Rail board members are now openly questioning whether narrow Dillingham Boulevard would be the best path on which to build the island’s transit system heading into town, as the project faces huge costs and the community braces for the impacts of building through that crowded corridor.
“Whoever planned this had to have known they would have problems with this,” Honolulu Authority for Rapid Transportation Board Chairwoman Colleen Hanabusa said during a special public meeting Tuesday to discuss the costly overhead utility line clearance problems that are helping to significantly drive up costs for the project.
Hanabusa suggested Nimitz Highway as an alternative. Rail officials previously selected Dillingham Boulevard in part because the state Department of Transportation was planning to extend the airport viaduct farther Diamond Head along Nimitz Highway, HART
Deputy Director Brennon Morioka told Hanabusa and other members of the board’s Project Oversight committee.
Morioka served as the DOT director when the state agency was looking at extending the viaduct along Nimitz Highway. Asked by Hanabusa whether he would have picked the busy Dillingham Boulevard corridor to run rail’s elevated guideway, Morioka said that he didn’t want to “second-guess” the decision by his predecessors at HART. After the meeting he said that board members have instructed him to look into the idea of running rail along Nimitz Highway — and whether it’s a viable alternative — before the board’s next special meeting, to be held June 8.
At that meeting board members plan to discuss the future of the project, and what its final size and scope might be now that it’s running vastly over budget again.
Federal officials now estimate the price could be
$8.1 billion to complete the full 20-mile project. At Tuesday’s evening meeting, city rail officials explained the budget situation could be even more dire: Rail’s federal partners actually estimate there’s a 65 percent chance that the project will be completed within that price, according to Mike Formby, the city’s Department of Transportation Services director and chairman of the HART board’s Project Oversight Committee.

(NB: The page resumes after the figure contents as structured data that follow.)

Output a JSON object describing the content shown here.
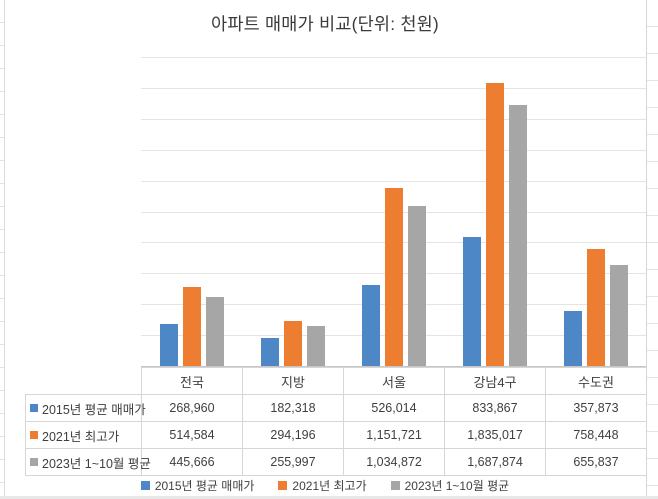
{
  "title": "아파트 매매가 비교(단위: 천원)",
  "colors": {
    "series_2015": "#4E87C6",
    "series_2021": "#ED7D31",
    "series_2023": "#A6A6A6",
    "gridline": "#E4E4E4",
    "axis_line": "#C6C6C6",
    "table_border": "#D6D6D6",
    "text": "#3F3F3F"
  },
  "chart_data": {
    "type": "bar",
    "title": "아파트 매매가 비교(단위: 천원)",
    "unit": "천원",
    "categories": [
      "전국",
      "지방",
      "서울",
      "강남4구",
      "수도권"
    ],
    "series": [
      {
        "name": "2015년 평균 매매가",
        "color": "#4E87C6",
        "values": [
          268960,
          182318,
          526014,
          833867,
          357873
        ]
      },
      {
        "name": "2021년 최고가",
        "color": "#ED7D31",
        "values": [
          514584,
          294196,
          1151721,
          1835017,
          758448
        ]
      },
      {
        "name": "2023년 1~10월 평균",
        "color": "#A6A6A6",
        "values": [
          445666,
          255997,
          1034872,
          1687874,
          655837
        ]
      }
    ],
    "ylim": [
      0,
      2000000
    ],
    "grid_step": 200000,
    "y_axis_labels_visible": false,
    "grid": "on",
    "legend_position": "bottom",
    "data_table_with_legend_keys": true
  },
  "table": {
    "header": [
      "전국",
      "지방",
      "서울",
      "강남4구",
      "수도권"
    ],
    "rows": [
      {
        "label": "2015년 평균 매매가",
        "key_color": "#4E87C6",
        "cells": [
          "268,960",
          "182,318",
          "526,014",
          "833,867",
          "357,873"
        ]
      },
      {
        "label": "2021년 최고가",
        "key_color": "#ED7D31",
        "cells": [
          "514,584",
          "294,196",
          "1,151,721",
          "1,835,017",
          "758,448"
        ]
      },
      {
        "label": "2023년 1~10월 평균",
        "key_color": "#A6A6A6",
        "cells": [
          "445,666",
          "255,997",
          "1,034,872",
          "1,687,874",
          "655,837"
        ]
      }
    ]
  },
  "legend": {
    "items": [
      {
        "label": "2015년 평균 매매가",
        "color": "#4E87C6"
      },
      {
        "label": "2021년 최고가",
        "color": "#ED7D31"
      },
      {
        "label": "2023년 1~10월 평균",
        "color": "#A6A6A6"
      }
    ]
  }
}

That would indicate there’s a 35 percent chance the project could cost even more than $8.1 billion under the Federal Transit Administration estimate. Details on that price estimate are expected to be released next month, after HART and the FTA sort out their differences on their respective estimates.
The notion of changing the Dillingham Boulevard plan raises questions on what would happen with all the strips of property that HART has spent about $13 million or so to purchase along the boulevard. The Blood Bank of Hawaii, for example, has already started moving out of its Dillingham Boulevard facility and remains locked in a disagreement with HART officials over whether the rail agency should take the whole property.
HART officials have estimated it would cost at least $120 million to run utility lines underground along Dillingham Boulevard so that Hawaiian Electric Co. workers have the clearances they need to maintain the utilities — although rail officials say those numbers are sure to climb.
At the meeting, Formby said that the board wanted to see construction budgets that reflected the “worst-case scenario,” where no matter what happens once the construction starts, “we’re protected.”
Morioka agreed. He later said that HART is using a worst-case scenario of an additional $200 million to route overhead HECO lines underground from East Kapolei to Aloha Stadium if the bucket trucks and other maintenance equipment they’re testing fail to meet HECO’s safety standards.
“I take it that’s different than what we’ve done in the past,” Formby said of HART’s using worst-case budget figures.
“To some degree,”
Morioka replied.
Construction workers could face more challenges with the utility lines under Dillingham Boulevard as well as overhead, officials said. Crews have already dug 22 so-called “potholes” along the last five miles of the rail line through town to verify that utilities are located as drawn in the plans. Only three of those holes showed utilities in their proper places, Morioka said.
HART has further reached an agreement with HECO where rail work can overlap by a year with the effort to route the utility company’s overhead lines underground, Morioka said. Even with that deal in place, rail construction is certain to fall even further behind schedule in part due to the deeper shafts that must be drilled heading into town, he added. The FTA has estimated the project won’t be completed until 2024. Only a few years ago, HART had estimated it would finish in 2019.